Accidenti, può un libro tanto piccolo da infilarsi quasi in tasca contenere questo nientepopodimeno di introspezione, informazione, formazione e insegnamento morale? Beh, ci riesce Fano, prendendo il lettore per mano e facendogli fare un passo alla volta nei meccanismi di quello “svago” nato peraltro nella culla della democrazia, la Atene del sesto secolo avanti Cristo. L’essenza del passatempo è infatti una convenzione ammirevole: si ha teatro solo se ci sono almeno un attore e uno spettatore. I due interagiscono, diventano complici, meglio, sodali: il primo finge di essere qualcun altro, il secondo finge di crederci. Può succedere solo grazie a una reciproca fiducia. Un patto di fedeltà, un impegno a non tradire. Ecco allora dipanarsi la cavalcata attraverso i secoli. La scena greca, nella quale i maggiorenti finanziavano gli spettacoli durante le feste in onore di Dioniso, e dunque in un quadro religioso; quella medievale delle Sacre Rappresentazioni dove il committente era la Chiesa; quella del Rinascimento, sovvenzionata dalle corti; l’esplosione del teatro senza padroni, che fissa un rapporto di mercato tra attori e spettatori portando i primi a rispondere soltanto al pubblico che compra il biglietto. Perché è poi il fattore economico quello che fa da lievito al teatro: attori, capocomici, registi, tecnici alla fin fine devono «mettere insieme il pranzo con la cena». E non è urgenza che limiti la qualità: la Commedia dell’Arte e il teatro elisabettiano di Shakespeare, esempi di spettacolo a pagamento, hanno prodotto capolavori e segnato snodi fondamentali.

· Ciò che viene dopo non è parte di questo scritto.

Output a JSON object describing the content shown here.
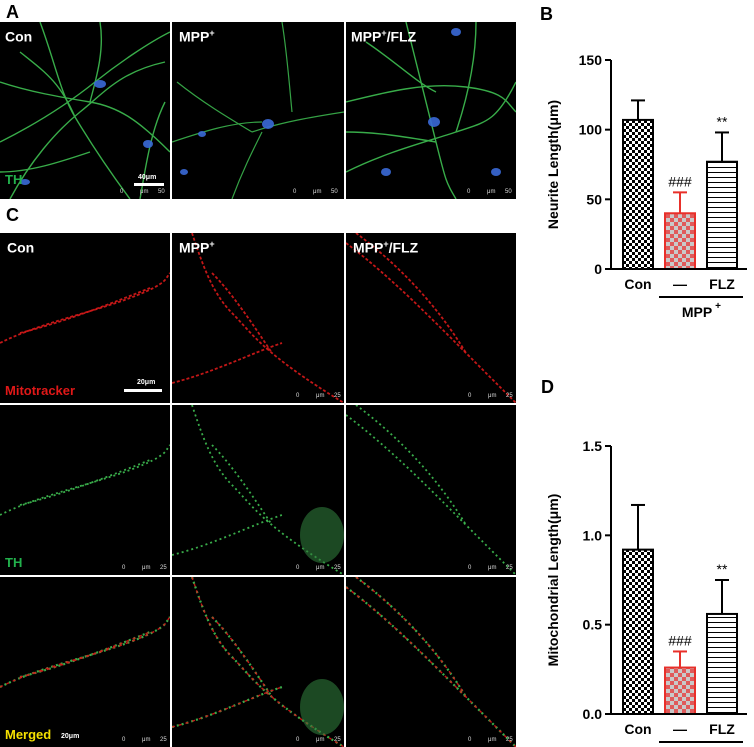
{
  "panels": {
    "a": {
      "letter": "A",
      "images": [
        "Con",
        "MPP",
        "MPP"
      ],
      "image_sup": [
        "",
        "+",
        "+"
      ],
      "image_suffix": [
        "",
        "",
        "/FLZ"
      ],
      "channel": "TH",
      "scale_label": "40μm",
      "axis_ticks": [
        "0",
        "μm",
        "50"
      ]
    },
    "b": {
      "letter": "B"
    },
    "c": {
      "letter": "C",
      "columns": [
        "Con",
        "MPP",
        "MPP"
      ],
      "column_sup": [
        "",
        "+",
        "+"
      ],
      "column_suffix": [
        "",
        "",
        "/FLZ"
      ],
      "rows": [
        "Mitotracker",
        "TH",
        "Merged"
      ],
      "row_colors": [
        "#e01818",
        "#22b14c",
        "#f5e000"
      ],
      "scale_label_top": "20μm",
      "scale_label_bottom": "20μm",
      "axis_ticks": [
        "0",
        "μm",
        "25"
      ]
    },
    "d": {
      "letter": "D"
    }
  },
  "colors": {
    "red_fill": "#e05a5a",
    "red_edge": "#e8302a",
    "mito_red": "#d81a1a",
    "th_green": "#3fbf52"
  },
  "chart_data": [
    {
      "type": "bar",
      "ylabel": "Neurite Length(μm)",
      "categories": [
        "Con",
        "—",
        "FLZ"
      ],
      "group_label": "MPP",
      "group_label_sup": "+",
      "values": [
        107,
        40,
        77
      ],
      "errors": [
        14,
        15,
        21
      ],
      "annotations": [
        "",
        "###",
        "**"
      ],
      "patterns": [
        "checker",
        "checker-red",
        "hlines"
      ],
      "ylim": [
        0,
        150
      ],
      "yticks": [
        0,
        50,
        100,
        150
      ]
    },
    {
      "type": "bar",
      "ylabel": "Mitochondrial Length(μm)",
      "categories": [
        "Con",
        "—",
        "FLZ"
      ],
      "group_label": "MPP",
      "group_label_sup": "+",
      "values": [
        0.92,
        0.26,
        0.56
      ],
      "errors": [
        0.25,
        0.09,
        0.19
      ],
      "annotations": [
        "",
        "###",
        "**"
      ],
      "patterns": [
        "checker",
        "checker-red",
        "hlines"
      ],
      "ylim": [
        0,
        1.5
      ],
      "yticks": [
        "0.0",
        "0.5",
        "1.0",
        "1.5"
      ]
    }
  ]
}
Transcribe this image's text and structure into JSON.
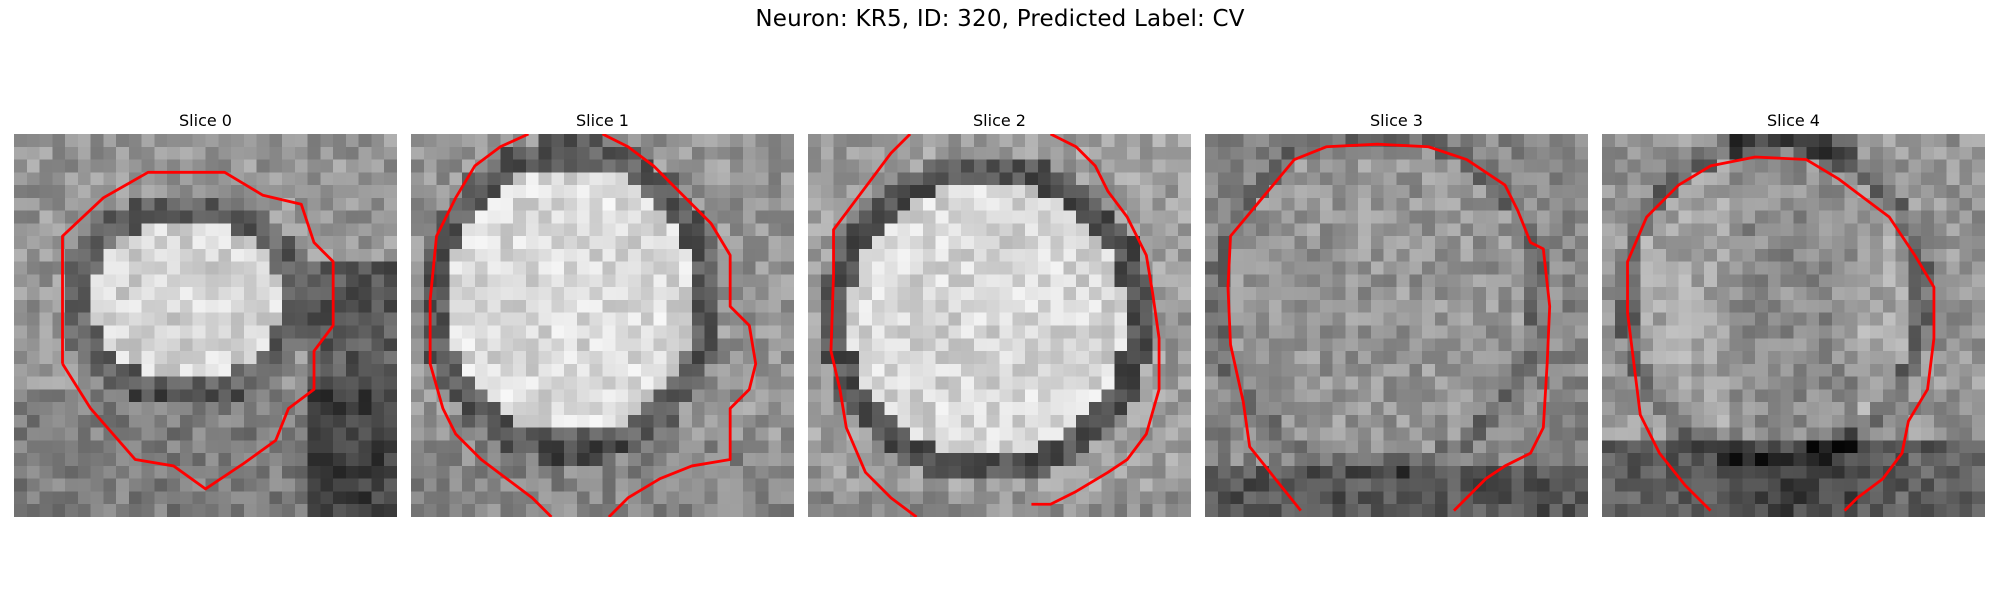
{
  "figure": {
    "title": "Neuron: KR5, ID: 320, Predicted Label: CV"
  },
  "panels": [
    {
      "label": "Slice 0"
    },
    {
      "label": "Slice 1"
    },
    {
      "label": "Slice 2"
    },
    {
      "label": "Slice 3"
    },
    {
      "label": "Slice 4"
    }
  ],
  "colors": {
    "contour": "#ff0000",
    "background": "#ffffff"
  }
}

Già, Shakespeare. Compare in filigrana in tutto il volume. Una sottotraccia del modo ordinato e insieme appassionato con il quale Nicola Fano organizza il suo lavoro. Perché se teatro è cocktail unico di parola, spazio, musica e corpo dell’attore, il Bardo compare a ragione in ciascun capitolo. Eccolo autore di testi che il mondo sa a memoria; eccolo evocare nei versi dell’Enrico V quella “O di legno” che è lo spazio del Globe Theatre, forma funzionale al tipo di spettacoli proposti dalla sua compagnia; eccolo “regista” ante litteram nell’allestimento di Sogno di una notte di mezza estate; eccolo stimolare l’immaginazione dello spettatore – altro specifico del teatro – creando con due teli le vele delle navi in Antonio e Cleopatra; eccolo, appunto, capocomico di quel consesso cooperativo che dava buoni guadagni a tutta la compagnia perché, sospira Fano, «arte e cultura erano un valore, allora».

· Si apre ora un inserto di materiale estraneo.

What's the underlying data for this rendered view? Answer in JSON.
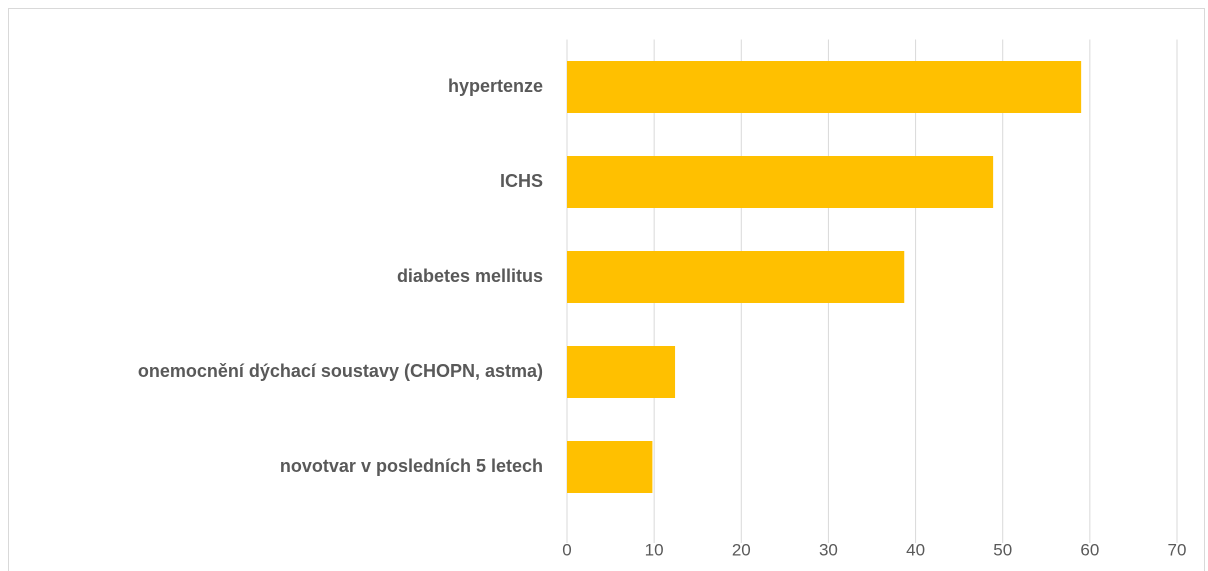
{
  "chart_data": {
    "type": "bar",
    "orientation": "horizontal",
    "categories": [
      "hypertenze",
      "ICHS",
      "diabetes mellitus",
      "onemocnění dýchací soustavy (CHOPN, astma)",
      "novotvar v posledních 5 letech"
    ],
    "values": [
      59,
      48.9,
      38.7,
      12.4,
      9.8
    ],
    "color": "#ffc000",
    "xlim": [
      0,
      70
    ],
    "xticks": [
      0,
      10,
      20,
      30,
      40,
      50,
      60,
      70
    ],
    "grid": true
  }
}
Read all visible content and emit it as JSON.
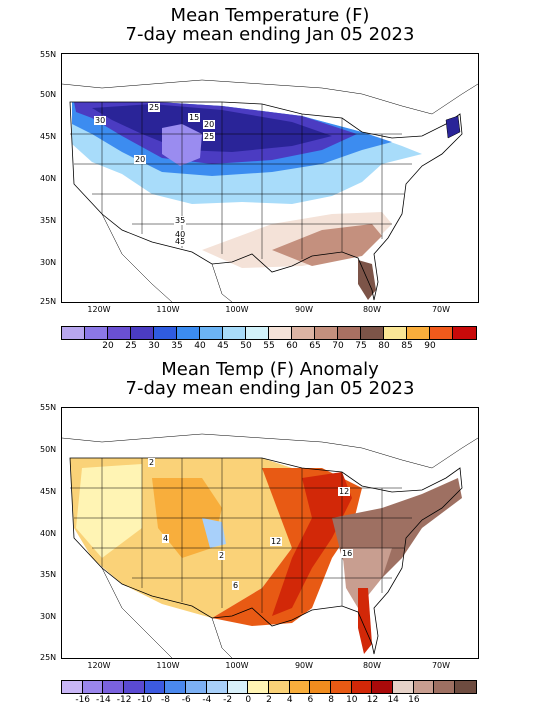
{
  "top_panel": {
    "title_line1": "Mean Temperature (F)",
    "title_line2": "7-day mean ending Jan 05 2023",
    "lat_labels": [
      "55N",
      "50N",
      "45N",
      "40N",
      "35N",
      "30N",
      "25N"
    ],
    "lon_labels": [
      "120W",
      "110W",
      "100W",
      "90W",
      "80W",
      "70W"
    ],
    "map_labels": [
      "25",
      "15",
      "20",
      "25",
      "30",
      "20",
      "35",
      "40",
      "45"
    ],
    "colorbar": {
      "colors": [
        "#b8a6ee",
        "#8c78e6",
        "#6a50d2",
        "#4b3cc2",
        "#2f5ce0",
        "#3c8cf0",
        "#6cb4f4",
        "#a8dcfa",
        "#d2f2fa",
        "#f4e2d8",
        "#dcb4a4",
        "#c4907e",
        "#a87062",
        "#7c5448",
        "#fae696",
        "#faae3c",
        "#f05a1c",
        "#c80a0a"
      ],
      "labels": [
        "20",
        "25",
        "30",
        "35",
        "40",
        "45",
        "50",
        "55",
        "60",
        "65",
        "70",
        "75",
        "80",
        "85",
        "90"
      ]
    }
  },
  "bottom_panel": {
    "title_line1": "Mean Temp (F) Anomaly",
    "title_line2": "7-day mean ending Jan 05 2023",
    "lat_labels": [
      "55N",
      "50N",
      "45N",
      "40N",
      "35N",
      "30N",
      "25N"
    ],
    "lon_labels": [
      "120W",
      "110W",
      "100W",
      "90W",
      "80W",
      "70W"
    ],
    "map_labels": [
      "2",
      "4",
      "2",
      "12",
      "6",
      "12",
      "16"
    ],
    "colorbar": {
      "colors": [
        "#c8b6f6",
        "#9a86ec",
        "#7a62de",
        "#5a4ad2",
        "#3c5ae0",
        "#4a88ee",
        "#7cb0f4",
        "#a8d0fa",
        "#d8f0fa",
        "#fff4b4",
        "#fad278",
        "#f8ae3c",
        "#f08c1e",
        "#e85a14",
        "#d22808",
        "#aa0a0a",
        "#e6d2c8",
        "#c89e90",
        "#9e7062",
        "#6e4c40"
      ],
      "labels": [
        "-16",
        "-14",
        "-12",
        "-10",
        "-8",
        "-6",
        "-4",
        "-2",
        "0",
        "2",
        "4",
        "6",
        "8",
        "10",
        "12",
        "14",
        "16"
      ]
    }
  }
}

Ma quanti altri volti vengono sulla scena di Che cosa è il teatro. Goldoni, con una rivoluzione che supera lo schematismo della Commedia dell’Arte, crea titoli capaci di parlare all’emergente borghesia veneziana, presto però ripiegatasi su un binario politico autoreferenziale. Ibsen altrettanto dirompente in Casa di bambola, un capolavoro che non esita a rinnegare nel finale per cedere alle pressioni conformiste del pubblico tedesco in balia della diva del momento. Già, entra nella narrazione anche il divismo, il teatro come moda sociale, plasmato dagli impresari, dediti al profitto epperò anche geniali, per esempio Barbaja, che offriva agli spettatori il suo “cappuccino” ma sapeva fiutare i grandi del melodramma, Donizetti, Rossini, Bellini. E il “teatro totale” di Gropius contrapposto al “golfo mistico” di Wagner, e le invenzioni di Strehler e di Ronconi. Fano spiega, racconta, insegna. Il teatro, sottolinea, è poi speciale nel veicolare civiltà. Spettatori in platea, ci identifichiamo con i personaggi sul palcoscenico, diventiamo con loro quello che desideriamo essere, conosciamo a fondo noi stessi. Non avatar dei social network, tracotanti perché anonimi. Ma parte di un collettivo dall’identità condivisa. Anzi, il teatro «pone in evidenza il meglio di noi stessi, poiché siamo lì in carne e ossa a firmare le nostre emozioni, prendendocene la responsabilità». Una lezione etica da portare subito in scena.